When we do this, the meaning of 71, 82, and + don’t change. It simply allows us see how place values compare so that one procedure for adding becomes easier to carry out.

**Symbols that refer to “whole” can often be described in terms of “various parts”**

987 = 9 x 10² + 8 x 10¹ + 7 x 10°

987 = 900 + 87

987 = 460*2 + 67

This is something students struggle with even with numbers–decomposition and re-composition. So it’s not a surprise it’s hard for students to understand vector components, and odd things like vector components with tilted axes.

**Getting back to Vectors**

While it’s true that all these properties are also important with vectors, instruction with vectors often makes it seem like these things are special, unique, and weird about vectors. They emphasize how you must carefully move vectors without rotating them. They make a big deal about how you move vectors to carryout procedures of adding them. They make a big deal about how you can write vectors in terms of components.

I’m not saying that students don’t have to learn some new ideas, procedures, and to learn to distinguish scalars from vectors. I’m just saying let’s not pretend that vectors are all that different than scalars. The difference is subtle, somewhat like the difference between a square and a rectangle. Both squares and rectangles are quadrilaterals. They have a lot more in common than different.
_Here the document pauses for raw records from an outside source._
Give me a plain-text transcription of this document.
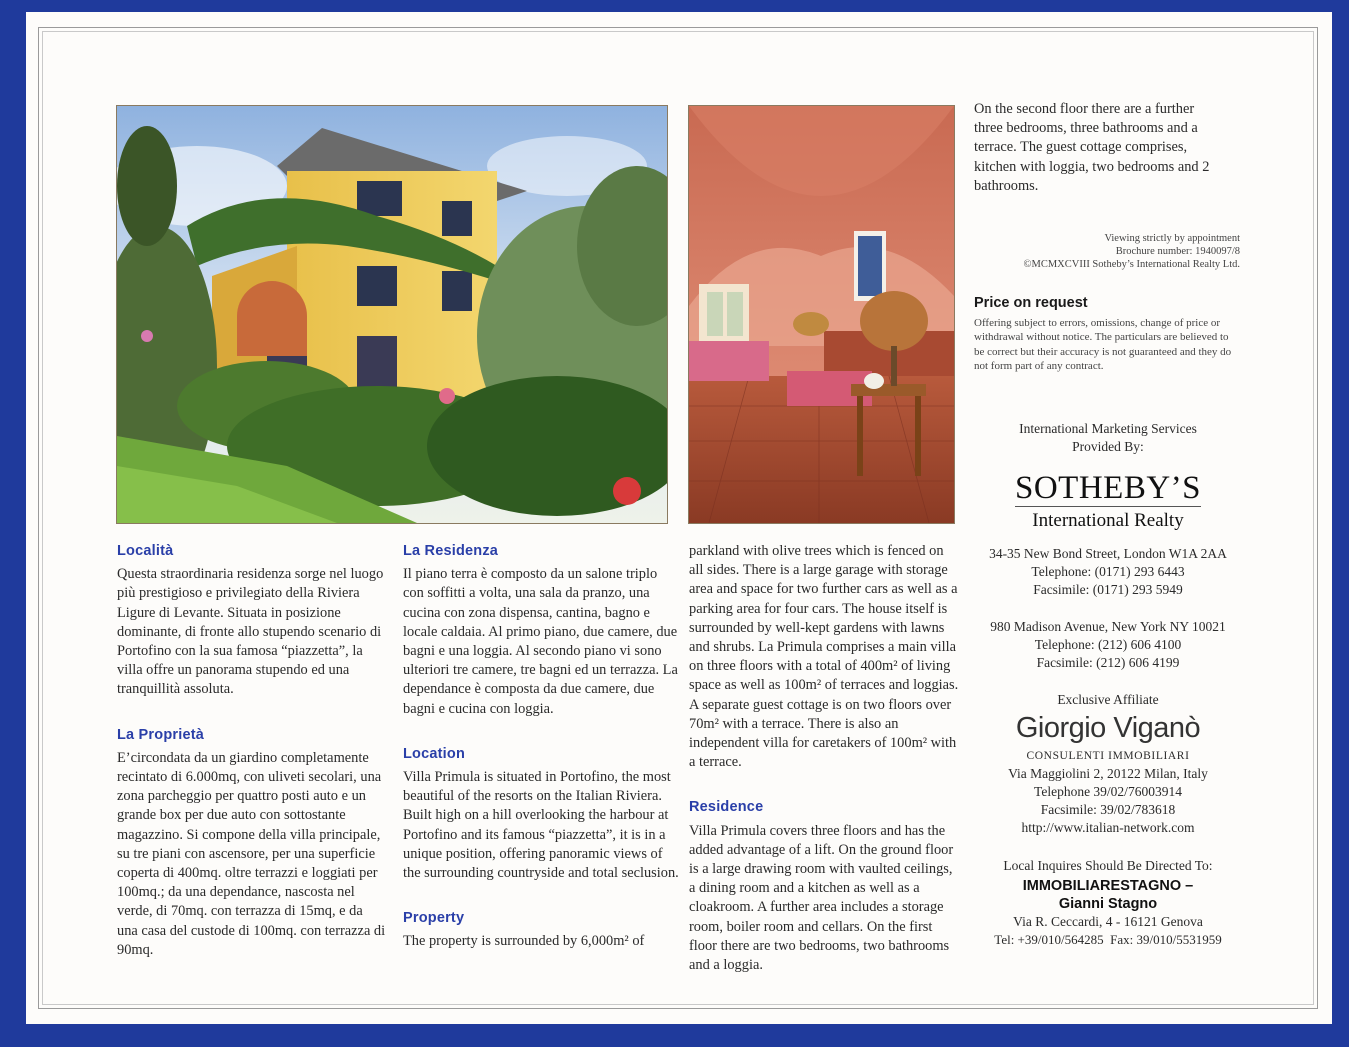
Località

Questa straordinaria residenza sorge nel luogo più prestigioso e privilegiato della Riviera Ligure di Levante. Situata in posizione dominante, di fronte allo stupendo scenario di Portofino con la sua famosa “piazzetta”, la villa offre un panorama stupendo ed una tranquillità assoluta.

La Proprietà

E’circondata da un giardino completamente recintato di 6.000mq, con uliveti secolari, una zona parcheggio per quattro posti auto e un grande box per due auto con sottostante magazzino. Si compone della villa principale, su tre piani con ascensore, per una superficie coperta di 400mq. oltre terrazzi e loggiati per 100mq.; da una dependance, nascosta nel verde, di 70mq. con terrazza di 15mq, e da una casa del custode di 100mq. con terrazza di 90mq.

La Residenza

Il piano terra è composto da un salone triplo con soffitti a volta, una sala da pranzo, una cucina con zona dispensa, cantina, bagno e locale caldaia. Al primo piano, due camere, due bagni e una loggia. Al secondo piano vi sono ulteriori tre camere, tre bagni ed un terrazza. La dependance è composta da due camere, due bagni e cucina con loggia.

Location

Villa Primula is situated in Portofino, the most beautiful of the resorts on the Italian Riviera. Built high on a hill overlooking the harbour at Portofino and its famous “piazzetta”, it is in a unique position, offering panoramic views of the surrounding countryside and total seclusion.

Property

The property is surrounded by 6,000m² of

parkland with olive trees which is fenced on all sides. There is a large garage with storage area and space for two further cars as well as a parking area for four cars. The house itself is surrounded by well-kept gardens with lawns and shrubs. La Primula comprises a main villa on three floors with a total of 400m² of living space as well as 100m² of terraces and loggias. A separate guest cottage is on two floors over 70m² with a terrace. There is also an independent villa for caretakers of 100m² with a terrace.

Residence

Villa Primula covers three floors and has the added advantage of a lift. On the ground floor is a large drawing room with vaulted ceilings, a dining room and a kitchen as well as a cloakroom. A further area includes a storage room, boiler room and cellars. On the first floor there are two bedrooms, two bathrooms and a loggia.

On the second floor there are a further three bedrooms, three bathrooms and a terrace. The guest cottage comprises, kitchen with loggia, two bedrooms and 2 bathrooms.

Viewing strictly by appointment
Brochure number: 1940097/8
©MCMXCVIII Sotheby’s International Realty Ltd.
Price on request
Offering subject to errors, omissions, change of price or withdrawal without notice. The particulars are believed to be correct but their accuracy is not guaranteed and they do not form part of any contract.
International Marketing Services
Provided By:
SOTHEBY’S
International Realty
34-35 New Bond Street, London W1A 2AA
Telephone: (0171) 293 6443
Facsimile: (0171) 293 5949
980 Madison Avenue, New York NY 10021
Telephone: (212) 606 4100
Facsimile: (212) 606 4199
Exclusive Affiliate
Giorgio Viganò
CONSULENTI IMMOBILIARI
Via Maggiolini 2, 20122 Milan, Italy
Telephone 39/02/76003914
Facsimile: 39/02/783618
http://www.italian-network.com
Local Inquires Should Be Directed To:
IMMOBILIARESTAGNO –
Gianni Stagno
Via R. Ceccardi, 4 - 16121 Genova
Tel: +39/010/564285  Fax: 39/010/5531959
**Magnitude and Direction?**

Another interesting thing about how we teach vectors comes from something I recently re-read in A. Arons’, “Teaching Introductory Physics”. Arons reminds us that we teach most students that vectors are “magnitude and direction”. Arons points out that vectors commute upon addition, which is something also true for numbers. But Arons reminds us that this is not true for all things with “magnitude and direction”. Everyone familiar with rotations knows that finite angular displacement have both magnitude and direction, but that they don’t generally commute upon successive displacement. Arons points out that “magnitude and direction” is not only a wrong definition for vector. Nor is it just an incomplete definition. He seems to suggest that it is misleading and possibly not generative for later learning. He proposes that it should be emphasized that anything that commutes is a vector. This, of course, make scalars a kind of vector, which is actually how we kind of think about scalars as zeroth order (or rank) tensors. Scalars are a special kind of vector (or tensor) that doesn’t transform under rotation. This makes the analogy about squares, rectangles, and quadrilaterals a little closer to the truth.

The comment about ‘all things are vectors’ is particularly appealing to me. Its amazing how many physics majors, grads and undergrads think about vectors as pointy arrows instead of elements of a vector space. I find the ‘direction and magnitude’ definition silly especially considering wave functions are vectors in a Hilbert space and I’d like to see someone “point” in the direction of psi. Furthermore, vectors only have magnitude if we have a metric tensor an inner product on the space, which is not guaranteed. And as you say, thinking of everything as pointy arrows is also silly when you generalize, not everything transforms as a pointy arrow (thinking geometrically).